TORONTO -- Connectivity and other aspects of “digitalization” will increasingly require more software development, an area Audi won’t leave to others, said Audi Canada President Daniel Weissland
Many digitized solutions create customer pay revenue streams, he said.
“If we don’t prepare for it, others will take over. We don’t want to give our business away,” he said in address to the first Automotive News Canada Congress at the 2017 Canadian International AutoShow, which runs Feb. 17-26 in Toronto.
“We have to make more than hardware,” said Weissland.

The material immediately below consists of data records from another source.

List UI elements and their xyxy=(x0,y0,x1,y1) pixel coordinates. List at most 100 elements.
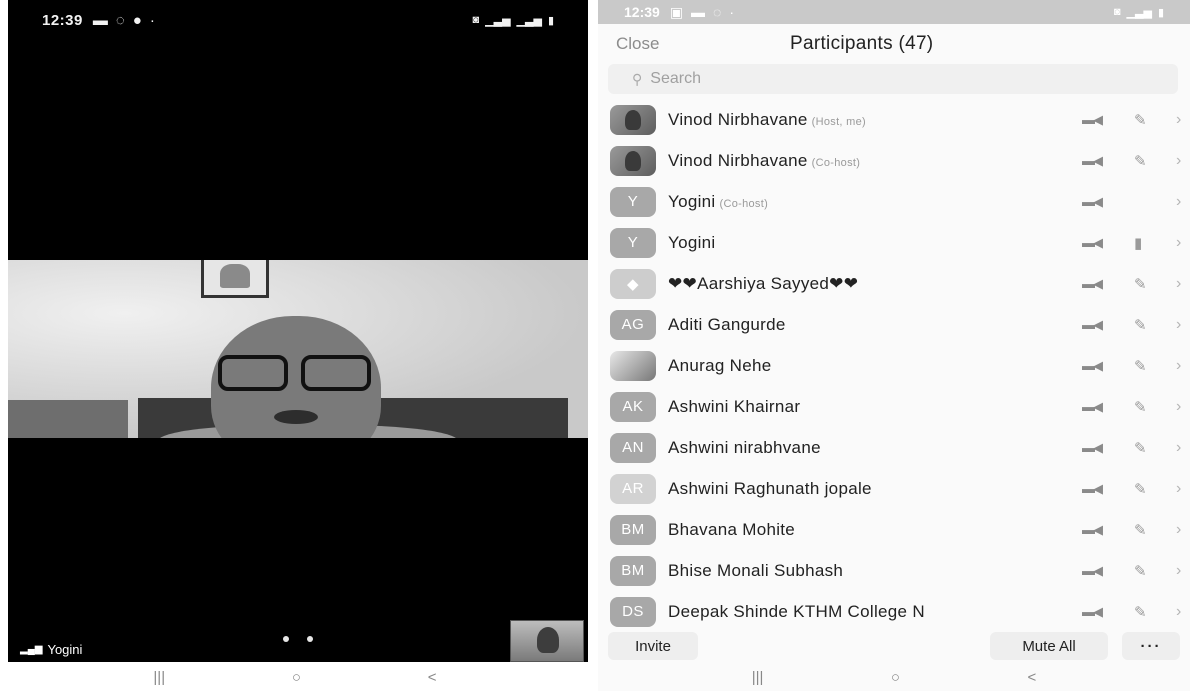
home-icon[interactable]: ○ xyxy=(891,669,900,686)
alarm-icon: ◙ xyxy=(1113,5,1121,18)
self-video-thumbnail[interactable] xyxy=(510,620,584,662)
close-button[interactable]: Close xyxy=(616,34,659,54)
avatar: AN xyxy=(610,432,656,463)
status-bar: 12:39 ▬ ◌ ● · ◙ ▁▃▅ ▁▃▅ ▮ xyxy=(8,0,588,40)
mic-muted-icon: ✎ xyxy=(1134,562,1147,580)
search-input[interactable]: ⚲ Search xyxy=(608,64,1178,94)
video-off-icon: ▬◀ xyxy=(1082,439,1103,455)
back-icon[interactable]: < xyxy=(1027,669,1036,686)
mic-muted-icon: ✎ xyxy=(1134,521,1147,539)
participant-role: (Host, me) xyxy=(811,115,866,128)
participant-name: Ashwini nirabhvane xyxy=(668,437,821,457)
chevron-right-icon: › xyxy=(1176,110,1182,128)
page-title: Participants (47) xyxy=(790,33,934,54)
chevron-right-icon: › xyxy=(1176,233,1182,251)
participant-name: ❤❤Aarshiya Sayyed❤❤ xyxy=(668,273,859,293)
video-off-icon: ▬◀ xyxy=(1082,111,1103,127)
mic-muted-icon: ✎ xyxy=(1134,357,1147,375)
active-speaker-video[interactable] xyxy=(8,260,588,438)
phone-icon: ● xyxy=(132,11,142,29)
invite-button[interactable]: Invite xyxy=(608,632,698,660)
back-icon[interactable]: < xyxy=(428,669,437,686)
home-icon[interactable]: ○ xyxy=(292,669,301,686)
chevron-right-icon: › xyxy=(1176,356,1182,374)
participant-name: Bhavana Mohite xyxy=(668,519,796,539)
battery-icon: ▮ xyxy=(1157,6,1164,19)
participant-row[interactable]: Anurag Nehe ▬◀ ✎ › xyxy=(598,345,1190,386)
participant-row[interactable]: Y Yogini ▬◀ ▮ › xyxy=(598,222,1190,263)
recents-icon[interactable]: ||| xyxy=(752,669,764,686)
avatar xyxy=(610,145,656,176)
mic-muted-icon: ✎ xyxy=(1134,275,1147,293)
avatar: ◆ xyxy=(610,268,656,299)
dot-icon: · xyxy=(729,3,735,20)
participant-row[interactable]: Vinod Nirbhavane (Co-host) ▬◀ ✎ › xyxy=(598,140,1190,181)
whatsapp-icon: ◌ xyxy=(115,11,125,29)
wall-picture xyxy=(201,260,269,298)
signal-icon: ▁▃▅ xyxy=(1126,6,1152,19)
whatsapp-icon: ◌ xyxy=(713,3,722,20)
participant-row[interactable]: BM Bhise Monali Subhash ▬◀ ✎ › xyxy=(598,550,1190,591)
avatar: Y xyxy=(610,227,656,258)
avatar xyxy=(610,104,656,135)
chevron-right-icon: › xyxy=(1176,520,1182,538)
video-off-icon: ▬◀ xyxy=(1082,357,1103,373)
participant-name: Yogini xyxy=(668,232,716,252)
self-name-label: ▂▄▆ Yogini xyxy=(20,642,83,657)
participant-name: Vinod Nirbhavane xyxy=(668,109,808,129)
video-off-icon: ▬◀ xyxy=(1082,398,1103,414)
participant-row[interactable]: BM Bhavana Mohite ▬◀ ✎ › xyxy=(598,509,1190,550)
participant-name: Ashwini Khairnar xyxy=(668,396,801,416)
participant-row[interactable]: AN Ashwini nirabhvane ▬◀ ✎ › xyxy=(598,427,1190,468)
recents-icon[interactable]: ||| xyxy=(153,669,165,686)
message-icon: ▬ xyxy=(691,3,706,20)
participant-row[interactable]: AG Aditi Gangurde ▬◀ ✎ › xyxy=(598,304,1190,345)
mic-muted-icon: ✎ xyxy=(1134,398,1147,416)
android-nav-bar: ||| ○ < xyxy=(598,664,1190,691)
search-icon: ⚲ xyxy=(632,70,643,87)
avatar: Y xyxy=(610,186,656,217)
status-time: 12:39 xyxy=(42,11,83,29)
participant-role: (Co-host) xyxy=(719,197,769,210)
avatar: AK xyxy=(610,391,656,422)
participant-row[interactable]: DS Deepak Shinde KTHM College N ▬◀ ✎ › xyxy=(598,591,1190,632)
video-off-icon: ▬◀ xyxy=(1082,152,1103,168)
screenshot-root: 12:39 ▬ ◌ ● · ◙ ▁▃▅ ▁▃▅ ▮ ▂▄▆ Yogini |||… xyxy=(0,0,1190,691)
mute-all-button[interactable]: Mute All xyxy=(990,632,1108,660)
participants-action-bar: Invite Mute All ··· xyxy=(598,632,1190,664)
battery-icon: ▮ xyxy=(547,14,554,27)
participant-role: (Co-host) xyxy=(811,156,861,169)
participant-row[interactable]: Vinod Nirbhavane (Host, me) ▬◀ ✎ › xyxy=(598,99,1190,140)
chevron-right-icon: › xyxy=(1176,561,1182,579)
mic-muted-icon: ✎ xyxy=(1134,439,1147,457)
participant-row[interactable]: AR Ashwini Raghunath jopale ▬◀ ✎ › xyxy=(598,468,1190,509)
chevron-right-icon: › xyxy=(1176,315,1182,333)
avatar: DS xyxy=(610,596,656,627)
participant-name: Ashwini Raghunath jopale xyxy=(668,478,872,498)
avatar: AR xyxy=(610,473,656,504)
more-options-button[interactable]: ··· xyxy=(1122,632,1180,660)
mic-muted-icon: ✎ xyxy=(1134,152,1147,170)
participant-row[interactable]: AK Ashwini Khairnar ▬◀ ✎ › xyxy=(598,386,1190,427)
participant-row[interactable]: ◆ ❤❤Aarshiya Sayyed❤❤ ▬◀ ✎ › xyxy=(598,263,1190,304)
diamond-icon: ◆ xyxy=(626,275,640,293)
participants-screen: 12:39 ▣ ▬ ◌ · ◙ ▁▃▅ ▮ Close Participants… xyxy=(598,0,1190,691)
avatar: AG xyxy=(610,309,656,340)
video-call-screen: 12:39 ▬ ◌ ● · ◙ ▁▃▅ ▁▃▅ ▮ ▂▄▆ Yogini xyxy=(8,0,588,662)
page-indicator xyxy=(283,636,313,642)
status-time: 12:39 xyxy=(624,4,660,20)
avatar: BM xyxy=(610,555,656,586)
participant-name: Yogini xyxy=(668,191,716,211)
chevron-right-icon: › xyxy=(1176,438,1182,456)
avatar xyxy=(610,350,656,381)
video-off-icon: ▬◀ xyxy=(1082,562,1103,578)
chevron-right-icon: › xyxy=(1176,602,1182,620)
participant-row[interactable]: Y Yogini (Co-host) ▬◀ › xyxy=(598,181,1190,222)
mic-muted-icon: ✎ xyxy=(1134,480,1147,498)
participant-name: Anurag Nehe xyxy=(668,355,772,375)
mic-muted-icon: ✎ xyxy=(1134,316,1147,334)
chevron-right-icon: › xyxy=(1176,274,1182,292)
message-icon: ▬ xyxy=(92,11,108,29)
participants-header: Close Participants (47) xyxy=(598,24,1190,64)
video-off-icon: ▬◀ xyxy=(1082,275,1103,291)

To that end, Audi will tackle three major challenges: digitalization, sustainability and urbanization. All will require new business approaches, and lots of connectivity.
Through MyAudi, the company’s digital eco system, the connectivity loop will eventually be closed with Audi vehicles, customers and dealerships making many things possible, like automatically scheduled service appointments, derived through matching vehicle requirements, customer’s schedules, and available service department openings.
Within four to five years, Weissland said, all Audi models will come ready to play, with MyAudi.
Weissland said one possible revenue stream could be the selling of options and features to customers throughout the lifecycle of their vehicle. Connectively could allow Audi to periodically update vehicles, for a fee, with more power, features and infotainment.
Sustainability goals will see Audi pursue electric propulsion, under the “e-tron” banner, which it hopes will eventually become as recognizable and synonymous with Audi as its “quattro” all-wheel drive is today.
Audi will also address mobility and urbanization challenges – as others will – through shared and autonomous vehicle programs. If fact, he noted that the “connected mobility part of urbanization” will eventually become the “fourth business field” for Audi, after the traditional fields of new, used, and service.
Eventually the traditional threesome core will comprise only about 80 per cent of the automaker’s overall business, with 20 per cent coming from the new areas.